A l’arrivée le matin, des autocars éparpillaient la clientèle vers leur destination finale. Avantage : on ne s’occupe de rien, bagages et « derniers kilomètres » sont compris dans le prix. Désavantage : il faut rejoindre une gare de départ par ses propres moyens et sur place, on est bloqué sans possibilité de visites aux alentours si ce n’est par taxi ou excursions payantes, quand elles existent.. Cette formule « all inclusive » fut rapidement proposée par les tour-opérateurs « avions », y compris pour des distances courtes comme Rimini ou la Costa-Brava. Lorsque les taux d’intérêts baissèrent et permirent l’acquisition de seconde résidence, le marché tourna rapidement au logement locatif et la clientèle se détourna des formules « all inclusive » hôtelières devenues de plus en plus chères. FTS, Railtour et TUI tentèrent bien une percée sur le locatif mais l’éparpillement des lieux de villégiature était tel qu’il n’était plus possible d’organiser à l’arrivée un transfert par car rentable vers des destinations aussi variées.
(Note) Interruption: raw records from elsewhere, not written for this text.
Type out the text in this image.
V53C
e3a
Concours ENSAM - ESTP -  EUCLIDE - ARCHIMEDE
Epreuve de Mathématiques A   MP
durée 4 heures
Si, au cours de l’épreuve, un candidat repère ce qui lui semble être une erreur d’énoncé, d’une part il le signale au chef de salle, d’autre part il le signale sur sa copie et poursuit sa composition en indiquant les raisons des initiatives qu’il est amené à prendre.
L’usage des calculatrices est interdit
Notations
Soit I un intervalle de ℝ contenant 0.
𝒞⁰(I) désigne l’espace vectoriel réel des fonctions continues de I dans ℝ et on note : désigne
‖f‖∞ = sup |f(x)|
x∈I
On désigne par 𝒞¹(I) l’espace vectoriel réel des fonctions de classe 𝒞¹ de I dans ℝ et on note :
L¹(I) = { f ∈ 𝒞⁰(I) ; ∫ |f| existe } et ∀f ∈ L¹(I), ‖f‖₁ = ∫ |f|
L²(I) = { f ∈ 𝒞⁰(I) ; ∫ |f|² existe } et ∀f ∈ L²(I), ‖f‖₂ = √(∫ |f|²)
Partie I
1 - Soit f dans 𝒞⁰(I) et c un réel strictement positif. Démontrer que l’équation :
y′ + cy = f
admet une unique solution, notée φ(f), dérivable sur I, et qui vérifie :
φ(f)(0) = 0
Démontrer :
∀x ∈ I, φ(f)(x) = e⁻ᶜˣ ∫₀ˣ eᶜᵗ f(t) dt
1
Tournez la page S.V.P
De plus, bien que gérant eux-mêmes leur politique commerciale, ces voyagistes étaient confrontés aux tarifs ferroviaires du service public, notamment les épouvantables suppléments à tout crin selon l’occupation du compartiment : de 15€ la couchette et de 36 à 60€ le lit en voiture-lit, l’addition pouvait être salée. Privés d’arguments commerciaux face aux facilités de la voiture particulière, malmenés par certaines rigidités du service public, les trains d’agence déclinèrent au milieu des années 90. Certains existent encore aujourd’hui sous forme de purs charters ne circulant que quelques fois par an, principalement sur le marché des sports d’hiver où la voiture est moins – voire pas du tout - nécessaire sur le lieu de séjour.
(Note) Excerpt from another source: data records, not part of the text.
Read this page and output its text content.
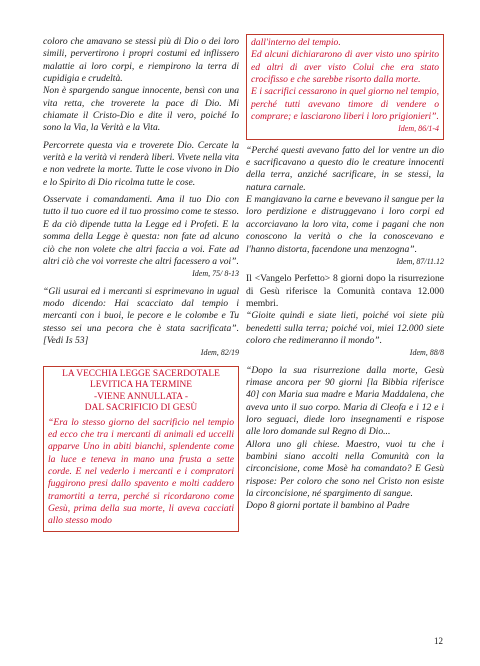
coloro che amavano se stessi più di Dio o dei loro simili, pervertirono i propri costumi ed inflissero malattie ai loro corpi, e riempirono la terra di cupidigia e crudeltà.

Non è spargendo sangue innocente, bensì con una vita retta, che troverete la pace di Dio. Mi chiamate il Cristo-Dio e dite il vero, poiché Io sono la Via, la Verità e la Vita.

Percorrete questa via e troverete Dio. Cercate la verità e la verità vi renderà liberi. Vivete nella vita e non vedrete la morte. Tutte le cose vivono in Dio e lo Spirito di Dio ricolma tutte le cose.

Osservate i comandamenti. Ama il tuo Dio con tutto il tuo cuore ed il tuo prossimo come te stesso. E da ciò dipende tutta la Legge ed i Profeti. E la somma della Legge è questa: non fate ad alcuno ciò che non volete che altri faccia a voi. Fate ad altri ciò che voi vorreste che altri facessero a voi”.

Idem, 75/ 8-13

“Gli usurai ed i mercanti si esprimevano in ugual modo dicendo: Hai scacciato dal tempio i mercanti con i buoi, le pecore e le colombe e Tu stesso sei una pecora che è stata sacrificata”. [Vedi Is 53]

Idem, 82/19
LA VECCHIA LEGGE SACERDOTALE
LEVITICA HA TERMINE
-VIENE ANNULLATA -
DAL SACRIFICIO DI GESÙ

“Era lo stesso giorno del sacrificio nel tempio ed ecco che tra i mercanti di animali ed uccelli apparve Uno in abiti bianchi, splendente come la luce e teneva in mano una frusta a sette corde. E nel vederlo i mercanti e i compratori fuggirono presi dallo spavento e molti caddero tramortiti a terra, perché si ricordarono come Gesù, prima della sua morte, li aveva cacciati allo stesso modo

dall'interno del tempio.

Ed alcuni dichiararono di aver visto uno spirito ed altri di aver visto Colui che era stato crocifisso e che sarebbe risorto dalla morte.

E i sacrifici cessarono in quel giorno nel tempio, perché tutti avevano timore di vendere o comprare; e lasciarono liberi i loro prigionieri”.

Idem, 86/1-4

“Perché questi avevano fatto del lor ventre un dio e sacrificavano a questo dio le creature innocenti della terra, anziché sacrificare, in se stessi, la natura carnale.

E mangiavano la carne e bevevano il sangue per la loro perdizione e distruggevano i loro corpi ed accorciavano la loro vita, come i pagani che non conoscono la verità o che la conoscevano e l'hanno distorta, facendone una menzogna”.

Idem, 87/11.12

Il <Vangelo Perfetto> 8 giorni dopo la risurrezione di Gesù riferisce la Comunità contava 12.000 membri.

“Gioite quindi e siate lieti, poiché voi siete più benedetti sulla terra; poiché voi, miei 12.000 siete coloro che redimeranno il mondo”.

Idem, 88/8

“Dopo la sua risurrezione dalla morte, Gesù rimase ancora per 90 giorni [la Bibbia riferisce 40] con Maria sua madre e Maria Maddalena, che aveva unto il suo corpo. Maria di Cleofa e i 12 e i loro seguaci, diede loro insegnamenti e rispose alle loro domande sul Regno di Dio...

Allora uno gli chiese. Maestro, vuoi tu che i bambini siano accolti nella Comunità con la circoncisione, come Mosè ha comandato? E Gesù rispose: Per coloro che sono nel Cristo non esiste la circoncisione, né spargimento di sangue.

Dopo 8 giorni portate il bambino al Padre

12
Une autre tentative – et relative réussite – a toujours lieu de nos jours : les Trains Autos Couchettes (TAC). Disparus de Belgique et du Nord de la France suite au « self-supporting » (1), ils continuent toujours de s’élancer de s’Hertogenbosch, aux Pays-Bas, et d’Allemagne vers St Raphaël, Narbonne, Alessandria, Livourne et l’une ou l’autre destination estivale. Le réseau autrefois touffu est porté aujourd’hui par la seule Allemagne qui y croit toujours, au travers de ses « Autozug ». Les Pays-Bas eux laissent l’exploitation aux soins de la firme privée EETC, la traction dans les deux cas restant aux mains du service public sauf en Italie (voir notre chronique avec Arenaway). Le « TAC » a l’avantage suprême de pouvoir emmener avec vous votre propre véhicule, qui voyage sur des wagons portes-autos type DDm accrochés derrière les voitures-couchettes, comme l’illustre la photo ci-contre. A l’arrivée le matin, vous récupérez votre véhicule avec lequel la problématique des bagages et des « derniers » kilomètres trouve ici sa meilleure solution : vous avez les bagages que vous voulez dans votre coffre et la destination qui vous convient, fusse-t-elle à 200 kilomètres. Une formule qu’on aurait pu voir « explosé » s’il n’y avait le prix. Test de votre serviteur avec ce Düsseldorf-Villach, pour rejoindre la Croatie : 1.100€ aller-retour pour 4 personnes et une voiture (prix 2011), auxquels il faut bien-sûr ajouter les frais de séjour. Pas donné dans un contexte actuel où l’aviation low-cost démontre qu’on voyage pour presque rien, moyennant certaines contraintes…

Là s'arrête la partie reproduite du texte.